Khaldun based her emergency decision in large part on the U.S. Surgeon General’s December 2018 declaration of a vaping epidemic, which itself was based on 2018 National Youth Tobacco Survey data that had been collected during the spring of last year.
Judge Stephens said in her decision that the state waited at least eight months beyond the point when there was a legitimate emergency before declaring it an emergency. The state’s “lengthy period of inaction, combined with old data, undermines the emergency declaration in this case,” wrote the judge.
The normal procedures mandated by the Administrative Procedures Act could have been initiated and run their course during the time the state waited to declare an emergency, she said in her decision.
What happens next? If the governor and her administration have anything to say about it, the judge’s injunction will be overturned forthwith and the ban will continue. The lawyers representing the vapor plaintiffs argued in the injunction hearing that Whitmer was eager to implement her ban to score political points, and she has done nothing to make anyone doubt that.
Whitmer plans to bypass the typical legal process and appeal Judge Stephens’ decision directly to the Michigan Supreme Court. Clearly the governor is offended that a mere judge would dare question her authority to ban things she doesn’t like—and to challenge her position as the first governor to announce and implement a flavor ban.
“This decision is wrong. It misreads the law and sets a dangerous precedent of a court second-guessing the expert judgment of public health officials dealing with a crisis,” Whitmer said Tuesday in a statement. “The explosive increase in youth vaping is a public health emergency, and we must do everything we can to protect our kids from its harmful effects. I plan to seek an immediate stay and go directly to the Supreme Court to request a quick and final ruling. I took bold action last month to protect public health, and several states and the White House have followed Michigan’s lead because they know how urgent this is. Enough is enough. Our kids deserve leaders who will fight to protect them. That’s exactly what I’m doing today.”
Attorney General Dana Nessel’s statement is titled “MI AG Dana Nessel Issues Statement on Today’s Effort to Block Enforcement of Emergency Vaping Rules,” which is a bizarre way to characterize a ruling by a Michigan judge. A judgement by a state court on a legal issue is not an “effort to block” anything. It is a binding legal ruling, based on the strength of the arguments presented by the parties involved.

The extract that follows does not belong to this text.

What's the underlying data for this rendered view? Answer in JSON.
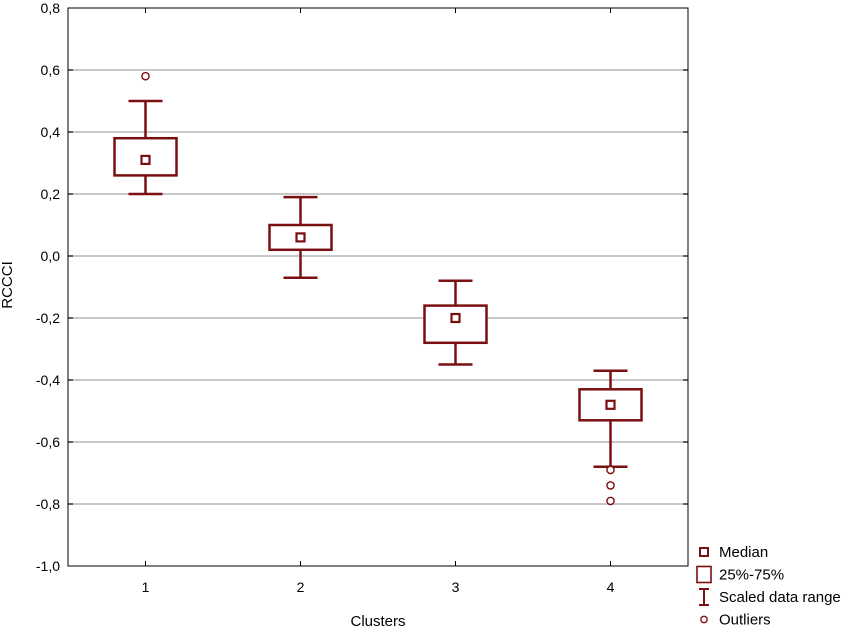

“We are resolute in our efforts on behalf of Governor Whitmer and the Michigan Department of Health & Human Services to protect the health of Michigan’s children,” said Nessel. “The youth vaping crisis is an urgent public health matter that demands immediate action. To that end we are preparing to seek an immediate stay and will seek leave to appeal the judge’s decision directly to the Supreme Court.”
Neither politician seems much interested in the needs of Michigan’s adult vapers and smokers. That’s why we have judges—to separate actual legal arguments from spurious ones driven by political ambitions.
A second Michigan lawsuit, filed in federal court in Grand Rapids by Mr. E-Liquid, will proceed soon. It’s unclear at this point whether the state’s “interpretive statement” (described above) that allows out-of-state sales will make that challenge—based on interstate commerce—unnecessary.